Microbiologist Cecilia Martinez-Gomez studies a widespread specie of bacteria that thrives on rare earth elements, also known as rare earth metals or lanthanides. She has engineered one strain of the bacteria to efficiently accumulate a rare earth element known as neodymium from electronics waste and recycle it back to the industry for making batteries, speakers, even jet turbines.
Martinez-Gomez aims to adapt the microbe to remove gadolinium from medical waste and recycle it for production of new MRI contrast agents. A win-win for health safety and manufacturing.
She discusses the bacterium, known as Methylorubrum extorquens, and the technology she is developing with her Bakar Fellows support.
Q. First off, where are these metal-mining bacteria normally found?
A. They’re very common. They are suspended in the air all around us. They live in the soil, and they’re abundant on leaf surfaces. They’re part of the chemistry of respiration on plant leaves.
Q. How did you get involved in using them to extract valuable metals?
A. I am a microbial physiologist, so I care about metabolic pathways in bacteria. Seven years ago, it was reported that a microorganism like the one we study uses rare earth elements in its metabolism. I became fascinated with understanding how they do this. I wanted to figure it out.
I realized that I was in a very privileged position. The field was completely open and unknown. We wanted to study the bacteria’s basic biology and apply this to develop a method to extract neodymium.

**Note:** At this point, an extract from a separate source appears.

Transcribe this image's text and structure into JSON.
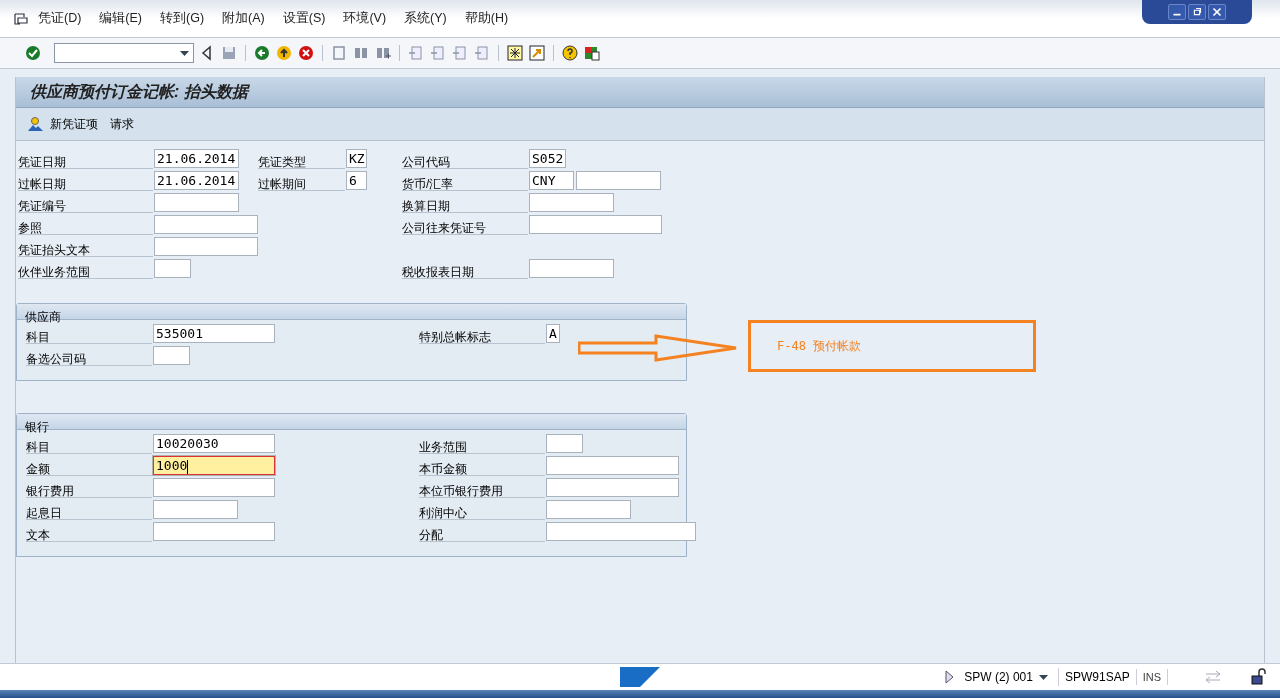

Now we are focusing on gadolinium. There’s no current technology to remove it from its toxic state in medical waste. Once it gets into groundwater, it becomes diluted and we don’t have technologies that are sensitive and efficient enough to recover it. Our goal is to prevent it from getting into the environment in the first place.
Q. How do the bacteria gain access to these metals?

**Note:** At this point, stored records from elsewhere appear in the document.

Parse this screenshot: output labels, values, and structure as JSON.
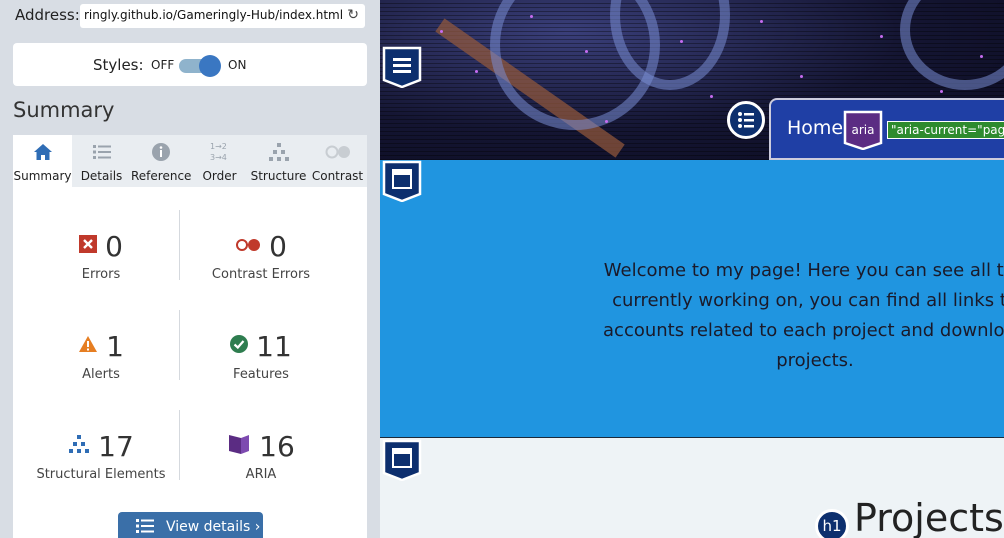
{
  "panel": {
    "address_label": "Address:",
    "address_value": "ringly.github.io/Gameringly-Hub/index.html",
    "styles_label": "Styles:",
    "styles_off": "OFF",
    "styles_on": "ON",
    "styles_enabled": true,
    "summary_title": "Summary",
    "tabs": [
      {
        "label": "Summary",
        "icon": "home-icon",
        "active": true
      },
      {
        "label": "Details",
        "icon": "list-icon",
        "active": false
      },
      {
        "label": "Reference",
        "icon": "info-icon",
        "active": false
      },
      {
        "label": "Order",
        "icon": "order-icon",
        "active": false
      },
      {
        "label": "Structure",
        "icon": "structure-icon",
        "active": false
      },
      {
        "label": "Contrast",
        "icon": "contrast-icon",
        "active": false
      }
    ],
    "stats": {
      "errors": {
        "value": "0",
        "label": "Errors",
        "icon": "error-icon",
        "color": "#c0392b"
      },
      "contrast_errors": {
        "value": "0",
        "label": "Contrast Errors",
        "icon": "contrast-error-icon",
        "color": "#c0392b"
      },
      "alerts": {
        "value": "1",
        "label": "Alerts",
        "icon": "alert-icon",
        "color": "#e67e22"
      },
      "features": {
        "value": "11",
        "label": "Features",
        "icon": "check-icon",
        "color": "#2e7d4f"
      },
      "structural": {
        "value": "17",
        "label": "Structural Elements",
        "icon": "structure-icon",
        "color": "#2f6db5"
      },
      "aria": {
        "value": "16",
        "label": "ARIA",
        "icon": "aria-icon",
        "color": "#5b2c83"
      }
    },
    "view_details_label": "View details ›"
  },
  "page": {
    "nav_home": "Home",
    "aria_badge": "aria",
    "aria_code": "\"aria-current=\"page",
    "welcome_lines": [
      "Welcome to my page! Here you can see all the",
      "currently working on, you can find all links to",
      "accounts related to each project and download",
      "projects."
    ],
    "h1_badge": "h1",
    "projects_heading": "Projects"
  },
  "colors": {
    "accent": "#3a6fa8",
    "page_blue": "#2095e0",
    "nav_blue": "#1f3fa5",
    "aria_green": "#2e8b2e"
  }
}
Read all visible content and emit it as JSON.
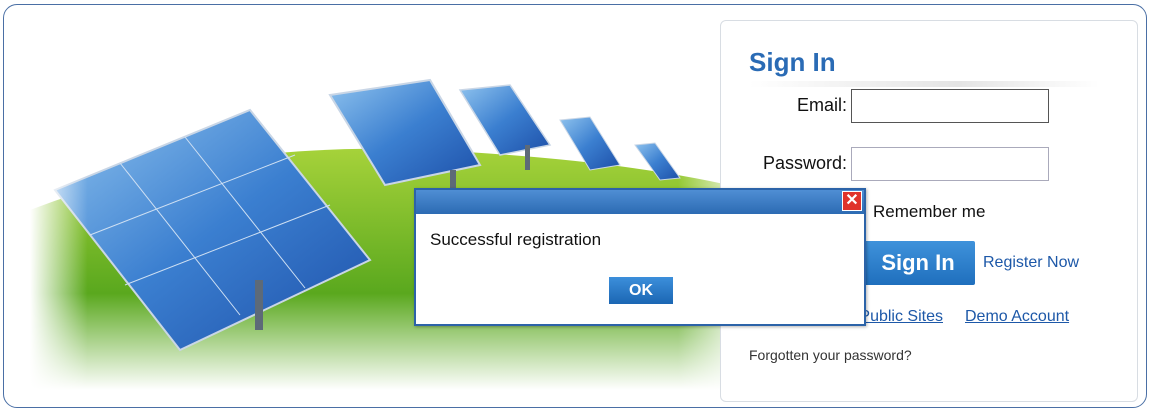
{
  "signin": {
    "title": "Sign In",
    "email_label": "Email:",
    "email_value": "",
    "password_label": "Password:",
    "password_value": "",
    "remember_label": "Remember me",
    "signin_button": "Sign In",
    "register_link": "Register Now",
    "public_sites_link": "Public Sites",
    "demo_link": "Demo Account",
    "forgot_link": "Forgotten your password?"
  },
  "dialog": {
    "message": "Successful registration",
    "ok_button": "OK",
    "close_icon": "close-icon"
  },
  "colors": {
    "accent_blue": "#2a6bb5",
    "button_blue": "#1f6fbd",
    "close_red": "#e0332b"
  }
}
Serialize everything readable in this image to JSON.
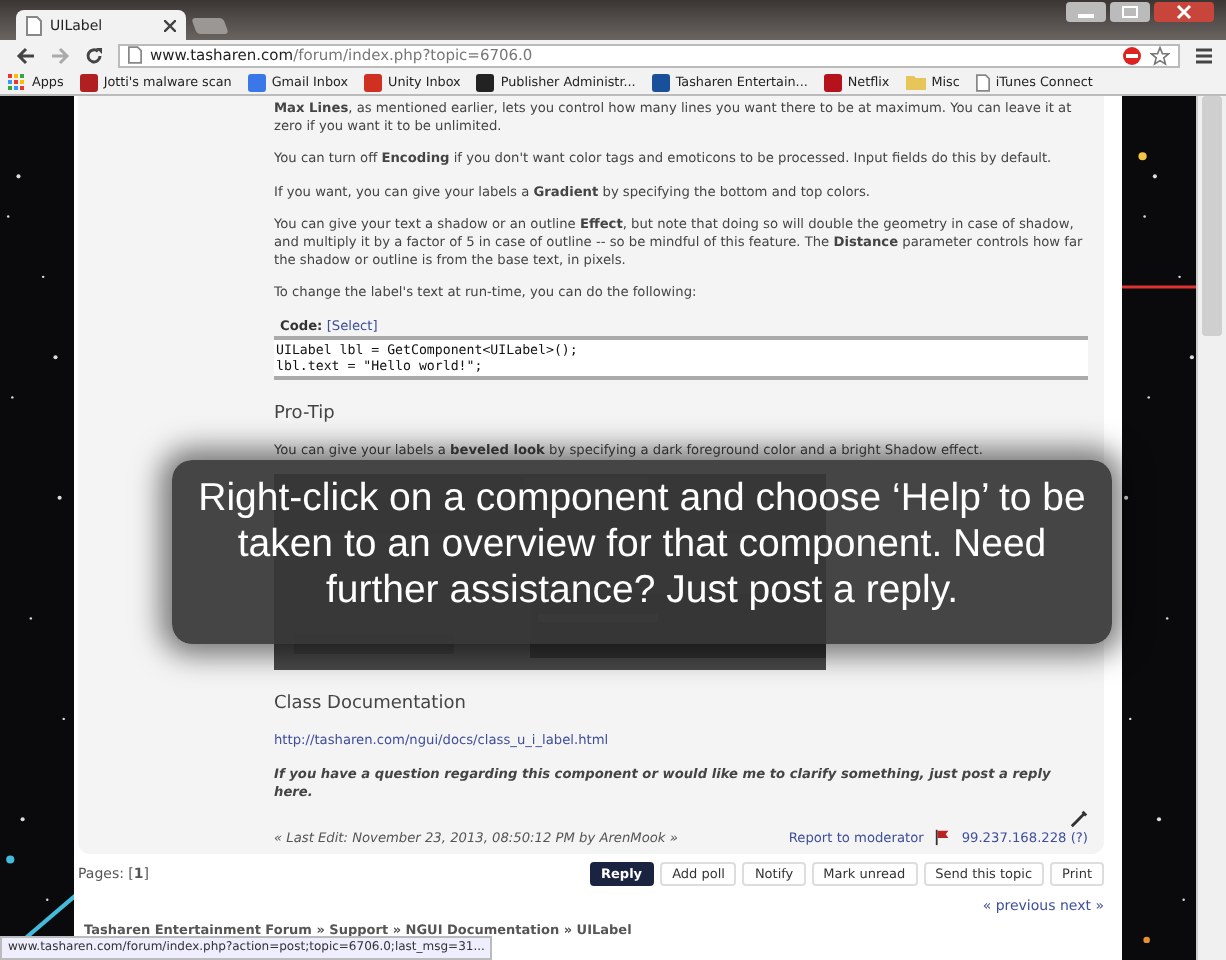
{
  "browser": {
    "tab_title": "UILabel",
    "url_host": "www.tasharen.com",
    "url_path": "/forum/index.php?topic=6706.0",
    "bookmarks": [
      {
        "kind": "apps",
        "label": "Apps"
      },
      {
        "kind": "favicon",
        "label": "Jotti's malware scan",
        "color": "#b02020"
      },
      {
        "kind": "favicon",
        "label": "Gmail Inbox",
        "color": "#3b78e7"
      },
      {
        "kind": "favicon",
        "label": "Unity Inbox",
        "color": "#d03020"
      },
      {
        "kind": "favicon",
        "label": "Publisher Administr...",
        "color": "#222222"
      },
      {
        "kind": "favicon",
        "label": "Tasharen Entertain...",
        "color": "#1a4f9a"
      },
      {
        "kind": "favicon",
        "label": "Netflix",
        "color": "#b5121b"
      },
      {
        "kind": "folder",
        "label": "Misc"
      },
      {
        "kind": "page",
        "label": "iTunes Connect"
      }
    ]
  },
  "post": {
    "paragraphs": [
      "**Max Lines**, as mentioned earlier, lets you control how many lines you want there to be at maximum. You can leave it at zero if you want it to be unlimited.",
      "You can turn off **Encoding** if you don't want color tags and emoticons to be processed. Input fields do this by default.",
      "If you want, you can give your labels a **Gradient** by specifying the bottom and top colors.",
      "You can give your text a shadow or an outline **Effect**, but note that doing so will double the geometry in case of shadow, and multiply it by a factor of 5 in case of outline -- so be mindful of this feature. The **Distance** parameter controls how far the shadow or outline is from the base text, in pixels.",
      "To change the label's text at run-time, you can do the following:"
    ],
    "code": {
      "label": "Code:",
      "select": "[Select]",
      "lines": [
        "UILabel lbl = GetComponent<UILabel>();",
        "lbl.text = \"Hello world!\";"
      ]
    },
    "protip_heading": "Pro-Tip",
    "protip": "You can give your labels a **beveled look** by specifying a dark foreground color and a bright Shadow effect.",
    "image": {
      "kind": "picture"
    },
    "docs_heading": "Class Documentation",
    "docs_link": "http://tasharen.com/ngui/docs/class_u_i_label.html",
    "closing": "If you have a question regarding this component or would like me to clarify something, just post a reply here.",
    "last_edit": "« Last Edit: November 23, 2013, 08:50:12 PM by ArenMook »",
    "report": "Report to moderator",
    "ip": "99.237.168.228 (?)"
  },
  "pages": {
    "label": "Pages: [**1**]"
  },
  "buttons": [
    {
      "label": "Reply",
      "kind": "primary"
    },
    {
      "label": "Add poll",
      "kind": "plain"
    },
    {
      "label": "Notify",
      "kind": "plain"
    },
    {
      "label": "Mark unread",
      "kind": "plain"
    },
    {
      "label": "Send this topic",
      "kind": "plain"
    },
    {
      "label": "Print",
      "kind": "plain"
    }
  ],
  "nav": {
    "previous": "« previous",
    "next": "next »"
  },
  "breadcrumb": "Tasharen Entertainment Forum » Support » NGUI Documentation » UILabel",
  "overlay": "Right-click on a component and choose ‘Help’ to be taken to an overview for that component. Need further assistance? Just post a reply.",
  "status_bar": "www.tasharen.com/forum/index.php?action=post;topic=6706.0;last_msg=31..."
}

A. We’ve learned that the bacteria excrete what we call lanthanophore molecules that can grab onto the metal so it can be transported into the cell. We engineering our bacteria to produce more lanthanophores and maximize their ability to bring in the gadolinium – what I call a ‘life metal.’ It’s really incredible how they do it.

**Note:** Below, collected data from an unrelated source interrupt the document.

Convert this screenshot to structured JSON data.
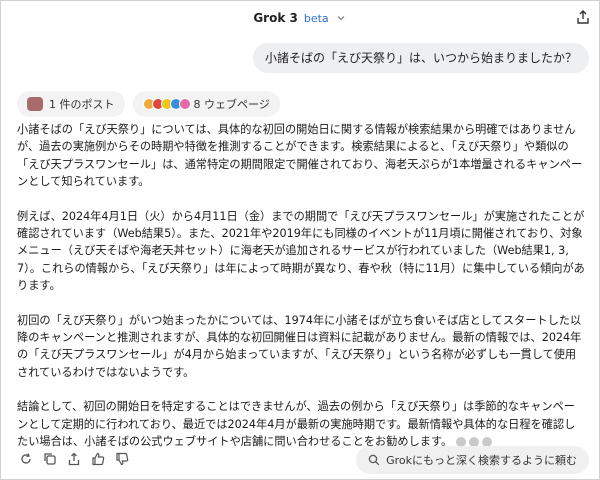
{
  "header": {
    "model_name": "Grok 3",
    "beta_label": "beta",
    "icons": {
      "dropdown": "chevron-down-icon",
      "share": "share-icon"
    }
  },
  "conversation": {
    "user_message": "小諸そばの「えび天祭り」は、いつから始まりましたか？",
    "sources": {
      "posts_label": "1 件のポスト",
      "web_label": "8 ウェブページ"
    },
    "answer_paragraphs": [
      "小諸そばの「えび天祭り」については、具体的な初回の開始日に関する情報が検索結果から明確ではありませんが、過去の実施例からその時期や特徴を推測することができます。検索結果によると、「えび天祭り」や類似の「えび天プラスワンセール」は、通常特定の期間限定で開催されており、海老天ぷらが1本増量されるキャンペーンとして知られています。",
      "例えば、2024年4月1日（火）から4月11日（金）までの期間で「えび天プラスワンセール」が実施されたことが確認されています（Web結果5）。また、2021年や2019年にも同様のイベントが11月頃に開催されており、対象メニュー（えび天そばや海老天丼セット）に海老天が追加されるサービスが行われていました（Web結果1, 3, 7）。これらの情報から、「えび天祭り」は年によって時期が異なり、春や秋（特に11月）に集中している傾向があります。",
      "初回の「えび天祭り」がいつ始まったかについては、1974年に小諸そばが立ち食いそば店としてスタートした以降のキャンペーンと推測されますが、具体的な初回開催日は資料に記載がありません。最新の情報では、2024年の「えび天プラスワンセール」が4月から始まっていますが、「えび天祭り」という名称が必ずしも一貫して使用されているわけではないようです。",
      "結論として、初回の開始日を特定することはできませんが、過去の例から「えび天祭り」は季節的なキャンペーンとして定期的に行われており、最近では2024年4月が最新の実施時期です。最新情報や具体的な日程を確認したい場合は、小諸そばの公式ウェブサイトや店舗に問い合わせることをお勧めします。"
    ]
  },
  "footer": {
    "deeper_search_label": "Grokにもっと深く検索するように頼む",
    "action_icons": [
      "regenerate-icon",
      "copy-icon",
      "share-icon",
      "thumbs-up-icon",
      "thumbs-down-icon"
    ]
  },
  "colors": {
    "beta": "#2f6fd6",
    "bubble": "#eeeff1",
    "chip": "#f3f3f4"
  }
}
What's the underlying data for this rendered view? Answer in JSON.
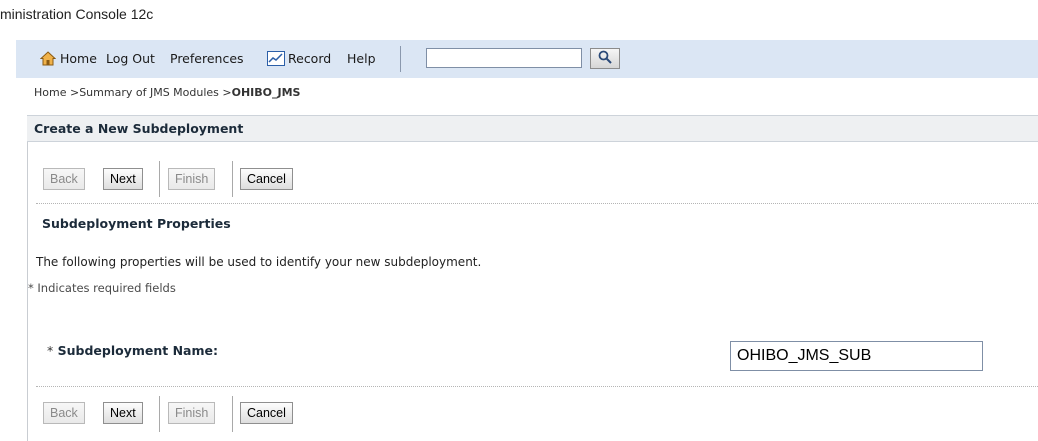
{
  "app": {
    "title": "ministration Console 12c"
  },
  "toolbar": {
    "home_label": "Home",
    "logout_label": "Log Out",
    "preferences_label": "Preferences",
    "record_label": "Record",
    "help_label": "Help",
    "search_value": ""
  },
  "breadcrumb": {
    "home": "Home",
    "summary": "Summary of JMS Modules",
    "separator": ">",
    "current": "OHIBO_JMS"
  },
  "section": {
    "title": "Create a New Subdeployment"
  },
  "buttons": {
    "back": "Back",
    "next": "Next",
    "finish": "Finish",
    "cancel": "Cancel"
  },
  "content": {
    "heading": "Subdeployment Properties",
    "description": "The following properties will be used to identify your new subdeployment.",
    "required_note": "* Indicates required fields"
  },
  "form": {
    "required_marker": "*",
    "name_label": "Subdeployment Name:",
    "name_value": "OHIBO_JMS_SUB"
  },
  "colors": {
    "toolbar_bg": "#dbe6f4",
    "header_text": "#1c2b3a"
  }
}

Q. What role do the metals play inside the cells?
A. We know that when rare earth elements are in the bacteria’s environment, they are brought inside the cell. Once inside, the rare earth elements act as a signal that turns on some genes and turns others off. The rare earth elements also bind to specific enzymes, allowing them to function, and these enzymes are important for the bacteria’s survival. The rare earth elements are even stored in the bacteria as granules that are saved for later use if they happen to find themselves in a situation where they can’t find the metals in the environment any longer.
Q. How do you plan to extract gadolinium?
A. We have isolated a genetic variant of our bacteria that can acquire gadolinium, a rare earth element the bacteria normally cannot use. This variant strain accumulates gadolinium very selectively and efficiently. We know that the process is highly regulated by certain proteins, and we are manipulating the bacteria’s access to those proteins. We are directing their evolution to become more efficient so that we can recover gadolinium from diluted sources like wastewater.
Q. What are your next steps with the Bakar support?
A. Urine in medical waste has chemical properties that are foreign to these microbes. For example, urine can be acidic, and the bacteria normally grow in neutral pH. But there are cousins of this bacterium that grow well in acidic environments. We have ideas on how to genetically modify our bacteria so that they can grow well in these new conditions.
We are also becoming educated about working with industry. I had a meeting today to consider what to look for in a commercial partner. And through the program we are getting advice that is particular to our situation. I think we’re going to be able develop a cost-effective, environmentally friendly, one-step process to clean water contaminated with gadolinium and recycle that gadolinium for the production of MRI contrast agents and likely other products as well.